Recently, quality camera systems with high frame rates have become commercially available. In combination with ever increasing processing speeds in graphics processing units (GPUs), which enable real-time computation on optical data in image space, it is now possible to drastically increase the quality of traditional applications and perform novel visual interactions with real-world scenes.

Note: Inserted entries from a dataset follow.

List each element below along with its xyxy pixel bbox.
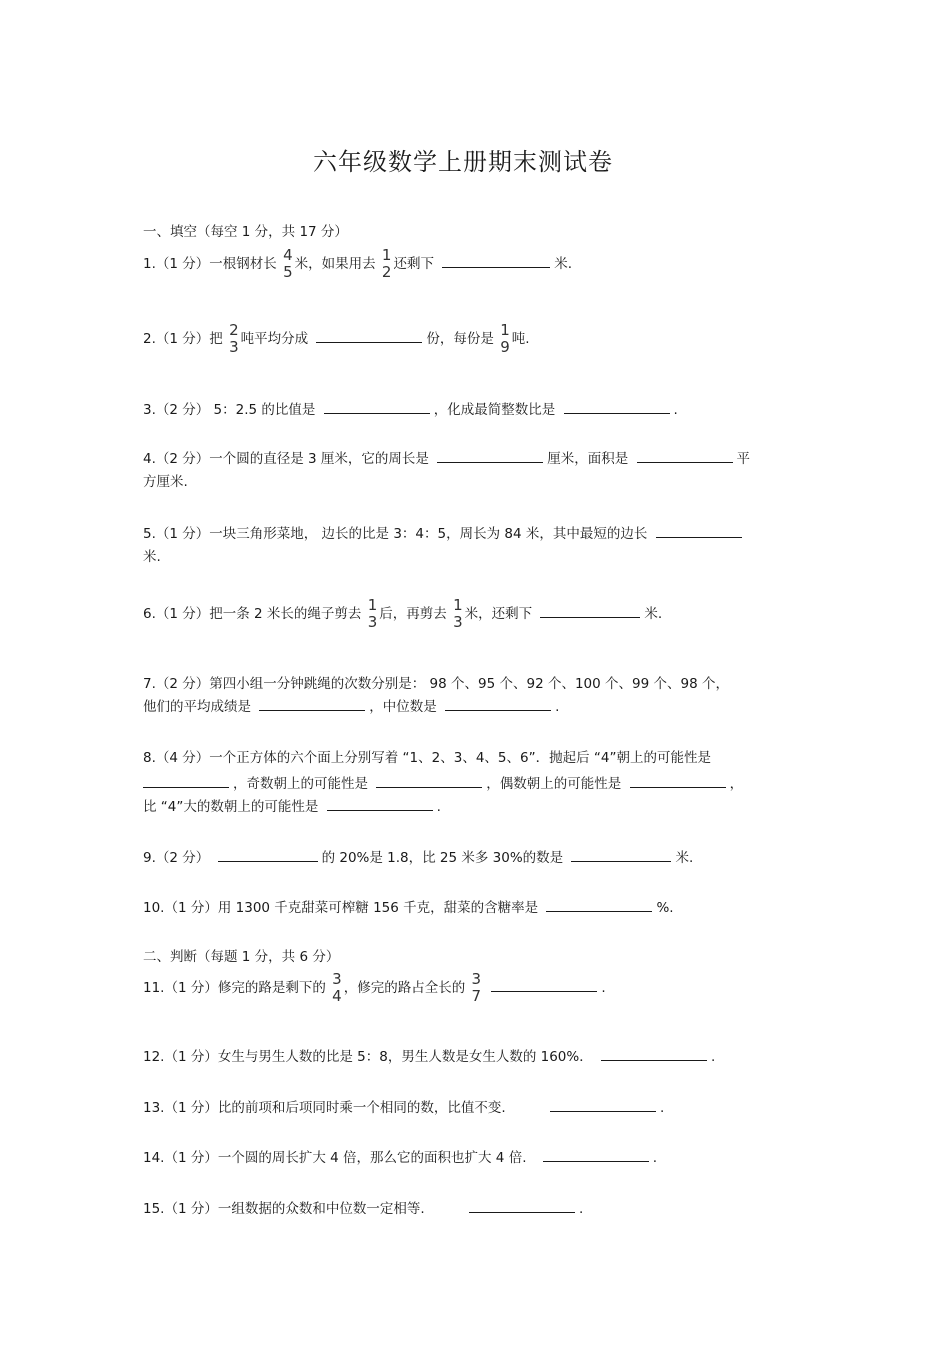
question-text: ，: [729, 776, 744, 792]
question-text: 他们的平均成绩是: [143, 699, 251, 715]
question-text: .: [711, 1049, 716, 1065]
answer-blank[interactable]: [491, 977, 597, 992]
question-text: 11.（1 分）修完的路是剩下的: [143, 980, 326, 996]
denominator: 7: [471, 987, 482, 1005]
question-text: 厘米，面积是: [547, 451, 629, 467]
answer-blank[interactable]: [543, 1147, 649, 1162]
question-15: [143, 1197, 583, 1217]
answer-blank[interactable]: [437, 448, 543, 463]
answer-blank[interactable]: [316, 328, 422, 343]
fraction: [453, 597, 463, 631]
fraction: [229, 322, 239, 356]
question-4-cont: 方厘米.: [143, 474, 188, 490]
denominator: 5: [283, 263, 293, 281]
answer-blank[interactable]: [564, 399, 670, 414]
question-text: .: [659, 1100, 665, 1116]
question-text: 4.（2 分）一个圆的直径是 3 厘米，它的周长是: [143, 451, 429, 467]
answer-blank[interactable]: [327, 796, 433, 811]
question-text: 吨平均分成: [240, 331, 309, 347]
question-8-cont: [143, 772, 743, 792]
numerator: 3: [471, 970, 482, 988]
question-text: 10.（1 分）用 1300 千克甜菜可榨糖 156 千克，甜菜的含糖率是: [143, 900, 539, 916]
numerator: 1: [500, 321, 510, 339]
denominator: 3: [229, 338, 239, 356]
answer-blank[interactable]: [550, 1097, 656, 1112]
question-text: 米.: [675, 850, 694, 866]
question-8: 8.（4 分）一个正方体的六个面上分别写着 “1、2、3、4、5、6”．抛起后 “4”朝上的可能性是: [143, 750, 711, 766]
question-3: [143, 398, 678, 418]
page-title: 六年级数学上册期末测试卷: [313, 148, 613, 176]
answer-blank[interactable]: [324, 399, 430, 414]
question-text: ，修完的路占全长的: [343, 980, 466, 996]
answer-blank[interactable]: [571, 847, 671, 862]
question-text: 米.: [644, 606, 663, 622]
question-text: 5.（1 分）一块三角形菜地， 边长的比是 3：4：5，周长为 84 米，其中最短的边长: [143, 526, 648, 542]
question-text: .: [673, 402, 678, 418]
question-text: .: [601, 980, 606, 996]
fraction: [500, 322, 510, 356]
question-7-cont: [143, 695, 559, 715]
question-10: [143, 896, 674, 916]
question-text: 12.（1 分）女生与男生人数的比是 5：8，男生人数是女生人数的 160%．: [143, 1049, 593, 1065]
fraction: [283, 247, 293, 281]
question-text: .: [436, 799, 441, 815]
numerator: 4: [283, 246, 293, 264]
answer-blank[interactable]: [656, 523, 742, 538]
question-text: 2.（1 分）把: [143, 331, 223, 347]
denominator: 2: [381, 263, 392, 281]
question-text: 还剩下: [393, 256, 434, 272]
numerator: 3: [332, 970, 342, 988]
fraction: [332, 971, 342, 1005]
question-13: [143, 1096, 664, 1116]
answer-blank[interactable]: [376, 773, 482, 788]
question-2: [143, 322, 530, 356]
question-5-cont: 米.: [143, 549, 161, 565]
answer-blank[interactable]: [540, 603, 640, 618]
answer-blank[interactable]: [601, 1046, 707, 1061]
question-text: ，奇数朝上的可能性是: [233, 776, 368, 792]
numerator: 1: [381, 246, 392, 264]
question-text: 的 20%是 1.8，比 25 米多 30%的数是: [321, 850, 564, 866]
numerator: 2: [229, 321, 239, 339]
question-text: 米.: [554, 256, 573, 272]
answer-blank[interactable]: [637, 448, 733, 463]
question-text: ，偶数朝上的可能性是: [486, 776, 622, 792]
question-1: [143, 247, 572, 281]
question-9: [143, 846, 693, 866]
denominator: 3: [453, 613, 463, 631]
answer-blank[interactable]: [259, 696, 365, 711]
answer-blank[interactable]: [445, 696, 551, 711]
answer-blank[interactable]: [546, 897, 652, 912]
answer-blank[interactable]: [469, 1198, 575, 1213]
question-11: [143, 971, 606, 1005]
question-12: [143, 1045, 715, 1065]
answer-blank[interactable]: [218, 847, 318, 862]
question-text: 6.（1 分）把一条 2 米长的绳子剪去: [143, 606, 362, 622]
denominator: 4: [332, 987, 342, 1005]
question-14: [143, 1146, 657, 1166]
question-text: 米，还剩下: [464, 606, 533, 622]
question-text: 后，再剪去: [379, 606, 447, 622]
numerator: 1: [367, 596, 378, 614]
question-8-cont2: [143, 795, 441, 815]
question-text: .: [555, 699, 560, 715]
question-text: 13.（1 分）比的前项和后项同时乘一个相同的数，比值不变.: [143, 1100, 506, 1116]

Fast processing of high speed video data streams
Digital camera technology has made considerable progress in the last years, especially regarding the frame rate recordings can be made with. Even some consumer cameras can record – at the least in brief bursts – video sequences in excess of 1000 frames per second. While projectors and display screens have also become faster, their development in that regard has been slower, and there is an increasing gap between available recording and display speeds. Therefore, storing the data at the original frame rate for later consumption is not economical. This calls for techniques which can process fast video data in real time, converting it into video streams with standard temporal sampling rates that employ the initial high frame rate to create footage that exceeds the quality of conventional methods.
A prototype setup combining a fast camera with GPU based processing [Fuchs et al. 2010 CAG, 2009 VMV] achieves this by means of temporal super sampling. A software filter, which can be adapted to the characteristics of the expected display device, controls the smoothness of the result (see the demonstration in the video on the project web site) and the perceived intensity of motion; artifacts such as the cart wheel illusion and flickering, which are typical conventional sampling techniques when fast motions are observed, can largely be suppressed. Fourier space analysis enables non-photorealistic effects, such as the removal of static scene components.
By appropriately choosing the filter on the recording side, the visual effect of movement can be reduced (left) or enhanced (right) at will.
In-Situ-Visualisation of Image Space Scene Analysis
Surface details, which are invisible to the bare human eye, can sometimes be made visible easily with image processing techniques, such as edge detection. Powerful GPUs can perform these computations in real-time; however, if the results are visualized on a standard screen, the interactive experience remains incomplete, because the user has to split his or her attention between the investigated object and the screen.
A context-aware light source [Wang et al. 2010, ICCP] can bridge this interaction gap: a simple geometric configuration combines a digital projector serving as a programmable light source with a digital camera acting as a scene sensor. Streaming processing of the recorded video on a connected GPU detects scene features in image space, and by appropriately controlling how the projector illuminates the scene, the features are highlighted in-situ in the observed scene.
A portable camera and projector setup visualizes scene edges in situ (connected computer not shown).
Future challenges for real-time systems in computational photography and illumination may be found in the integration of the optical setups in mobile devices, and the implementation of powerful signal processing filters on the reduced-power GPUs contained within.